Je m'explique: la relation client d'une marque a certes une composante rationnelle, basée sur des objectifs de qualité du service ou du produit, mais aussi une composante émotionnelle qui, elle, porte les spécificités de la marque! Et cette composante émotionnelle devient de plus en plus une composante clé dans notre contexte de globalisation de l'offre, où les produits et les services sont de plus en plus similaires et banalisés. C'est bien la composante émotionnelle qui définit la fréquence de l'acte d'achat et la fidélité à la marque et, donc, sa valeur.
Les algorithmes ne génèrent pas d'émotion
La RPA, l'IA et le machine learning, c'est parfait pour assurer la composante rationnelle et donner la part rationnelle d'une réponse à une question. Et donc, oui, la digitalisation rend la relation client plus performante et moins coûteuse. Mais, à nos yeux, il s'agit d'une formidable opportunité d'être plus attentifs aux émotions du consommateur afin d'améliorer l'impact de la relation client. Voilà pourquoi nous pouvons parler d'une véritable aventure humaine, avant d'évoquer une aventure technologique. Côté expérience client, on parlera de recherche du "delight" et, côté expérience collaborateur, de recherche du "feel good".
Mais jusqu'à maintenant, les émotions ne sont pas encore générées par des algorithmes. Ou alors ce sont des émotions reconstituées. À cet égard, Daniel Julien, le Président-directeur général de Teleperformance, m'a fait découvrir récemment l'ouvrage 21 leçons pour le XXIe siècle de Yuval Noah Harari. Selon l'auteur, il n'y a aucune raison de penser que l'IA va gagner en conscience, parce que l'intelligence et la conscience sont deux choses bien distinctes. L'intelligence constitue la capacité à résoudre des problèmes. La conscience représente, elle, la capacité à ressentir des choses telles que la douleur, la joie et la colère. On a tendance à confondre les deux, parce que, chez l'humain et chez les autres mammifères, intelligence et conscience vont de pair. Grâce à ce que l'on peut appeler l'intelligence émotionnelle, les mammifères résolvent les problèmes en ressentant des choses (ce dont ne sont pas capables les intelligences artificielles).
En synthèse, les marques ou les entreprises qui pousseraient trop dans le sens de la digitalisation de la relation client risquent fort de mettre leur base clients en péril.

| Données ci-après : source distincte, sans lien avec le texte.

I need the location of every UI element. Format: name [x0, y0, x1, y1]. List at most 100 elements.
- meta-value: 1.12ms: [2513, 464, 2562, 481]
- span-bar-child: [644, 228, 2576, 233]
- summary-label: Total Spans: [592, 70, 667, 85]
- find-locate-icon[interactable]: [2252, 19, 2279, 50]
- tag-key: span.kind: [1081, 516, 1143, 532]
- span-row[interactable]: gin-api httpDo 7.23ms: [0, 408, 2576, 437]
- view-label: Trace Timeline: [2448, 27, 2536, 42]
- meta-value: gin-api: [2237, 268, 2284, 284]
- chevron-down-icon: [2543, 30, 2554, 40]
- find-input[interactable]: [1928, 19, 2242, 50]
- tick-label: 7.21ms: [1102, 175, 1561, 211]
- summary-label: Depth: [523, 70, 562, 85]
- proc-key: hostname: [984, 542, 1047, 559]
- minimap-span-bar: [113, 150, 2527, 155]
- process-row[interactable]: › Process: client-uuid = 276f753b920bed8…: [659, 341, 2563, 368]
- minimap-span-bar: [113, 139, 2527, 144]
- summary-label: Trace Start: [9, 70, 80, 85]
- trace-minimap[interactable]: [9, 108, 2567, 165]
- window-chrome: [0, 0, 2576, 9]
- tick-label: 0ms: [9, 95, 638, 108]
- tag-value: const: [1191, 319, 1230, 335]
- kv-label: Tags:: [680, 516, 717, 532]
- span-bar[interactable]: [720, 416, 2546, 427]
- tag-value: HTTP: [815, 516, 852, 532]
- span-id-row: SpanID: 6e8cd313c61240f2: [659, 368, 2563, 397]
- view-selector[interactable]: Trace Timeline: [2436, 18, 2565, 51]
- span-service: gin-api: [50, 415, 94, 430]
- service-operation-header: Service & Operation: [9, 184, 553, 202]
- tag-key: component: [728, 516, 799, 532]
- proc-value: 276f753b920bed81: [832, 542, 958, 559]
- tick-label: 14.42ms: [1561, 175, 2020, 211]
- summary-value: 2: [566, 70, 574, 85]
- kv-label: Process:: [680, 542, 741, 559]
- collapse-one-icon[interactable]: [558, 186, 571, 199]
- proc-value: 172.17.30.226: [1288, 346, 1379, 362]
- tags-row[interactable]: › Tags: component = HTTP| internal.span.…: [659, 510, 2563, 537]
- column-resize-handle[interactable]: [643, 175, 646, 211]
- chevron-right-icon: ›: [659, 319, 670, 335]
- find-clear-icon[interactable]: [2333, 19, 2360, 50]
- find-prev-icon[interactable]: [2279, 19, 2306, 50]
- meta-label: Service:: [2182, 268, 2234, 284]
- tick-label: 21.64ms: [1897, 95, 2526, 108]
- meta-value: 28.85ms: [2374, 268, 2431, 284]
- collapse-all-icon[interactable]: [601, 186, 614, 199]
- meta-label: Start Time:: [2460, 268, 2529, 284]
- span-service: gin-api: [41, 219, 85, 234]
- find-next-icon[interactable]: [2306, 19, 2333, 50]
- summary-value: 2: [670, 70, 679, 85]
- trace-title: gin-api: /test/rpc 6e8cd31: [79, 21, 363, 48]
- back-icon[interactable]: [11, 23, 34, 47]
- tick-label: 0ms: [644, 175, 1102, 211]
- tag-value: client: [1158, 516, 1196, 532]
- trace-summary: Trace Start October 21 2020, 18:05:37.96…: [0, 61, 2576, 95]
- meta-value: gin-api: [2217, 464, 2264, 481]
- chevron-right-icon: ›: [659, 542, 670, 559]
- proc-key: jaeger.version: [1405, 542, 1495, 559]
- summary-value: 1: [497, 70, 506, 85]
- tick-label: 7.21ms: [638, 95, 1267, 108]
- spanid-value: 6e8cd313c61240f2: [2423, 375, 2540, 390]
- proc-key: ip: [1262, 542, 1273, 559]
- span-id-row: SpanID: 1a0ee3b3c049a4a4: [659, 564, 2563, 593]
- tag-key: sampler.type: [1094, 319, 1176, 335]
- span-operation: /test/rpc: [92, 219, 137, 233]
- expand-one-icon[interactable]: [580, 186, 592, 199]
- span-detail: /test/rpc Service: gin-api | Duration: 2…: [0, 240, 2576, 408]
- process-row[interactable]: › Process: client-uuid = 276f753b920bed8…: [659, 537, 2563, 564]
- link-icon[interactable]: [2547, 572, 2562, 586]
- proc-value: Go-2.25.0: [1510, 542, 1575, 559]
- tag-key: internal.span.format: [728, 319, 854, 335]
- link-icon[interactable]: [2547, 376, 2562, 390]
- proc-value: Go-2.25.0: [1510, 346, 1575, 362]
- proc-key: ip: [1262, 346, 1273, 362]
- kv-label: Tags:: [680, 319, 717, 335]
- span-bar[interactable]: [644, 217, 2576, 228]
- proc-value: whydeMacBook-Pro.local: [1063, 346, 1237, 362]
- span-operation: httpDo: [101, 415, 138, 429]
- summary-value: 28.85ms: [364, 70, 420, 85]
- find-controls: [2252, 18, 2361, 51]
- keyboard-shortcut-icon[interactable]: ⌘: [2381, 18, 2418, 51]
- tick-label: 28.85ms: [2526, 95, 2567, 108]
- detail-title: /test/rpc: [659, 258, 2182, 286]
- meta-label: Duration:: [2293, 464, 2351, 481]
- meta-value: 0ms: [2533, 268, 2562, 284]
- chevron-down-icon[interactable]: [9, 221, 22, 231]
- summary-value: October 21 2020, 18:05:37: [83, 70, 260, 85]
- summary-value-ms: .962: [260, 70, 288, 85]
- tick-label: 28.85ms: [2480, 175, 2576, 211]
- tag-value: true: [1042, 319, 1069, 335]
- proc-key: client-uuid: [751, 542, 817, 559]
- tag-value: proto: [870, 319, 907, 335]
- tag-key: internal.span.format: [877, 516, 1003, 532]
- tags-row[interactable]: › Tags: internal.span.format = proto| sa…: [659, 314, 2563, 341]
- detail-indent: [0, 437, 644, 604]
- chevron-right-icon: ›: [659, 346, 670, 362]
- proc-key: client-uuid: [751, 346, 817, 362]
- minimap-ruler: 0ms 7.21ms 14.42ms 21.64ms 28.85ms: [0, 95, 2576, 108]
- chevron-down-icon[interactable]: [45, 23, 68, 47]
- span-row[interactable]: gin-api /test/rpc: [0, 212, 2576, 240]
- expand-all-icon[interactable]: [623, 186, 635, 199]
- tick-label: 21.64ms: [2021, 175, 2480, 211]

Mais aussi de faire baisser sensiblement la valeur que leurs clients sont prêts à payer. À l'opposé, les marques qui investiront dans l'enrichissement des interactions avec empathie et proximité humaine verront leur base clients croître et se consolider. Le tout est de trouver le juste équilibre entre la réduction des coûts à court terme et la création de valeur à long terme. Un choix stratégique dans lequel Teleperformance accompagne ses clients tous les jours.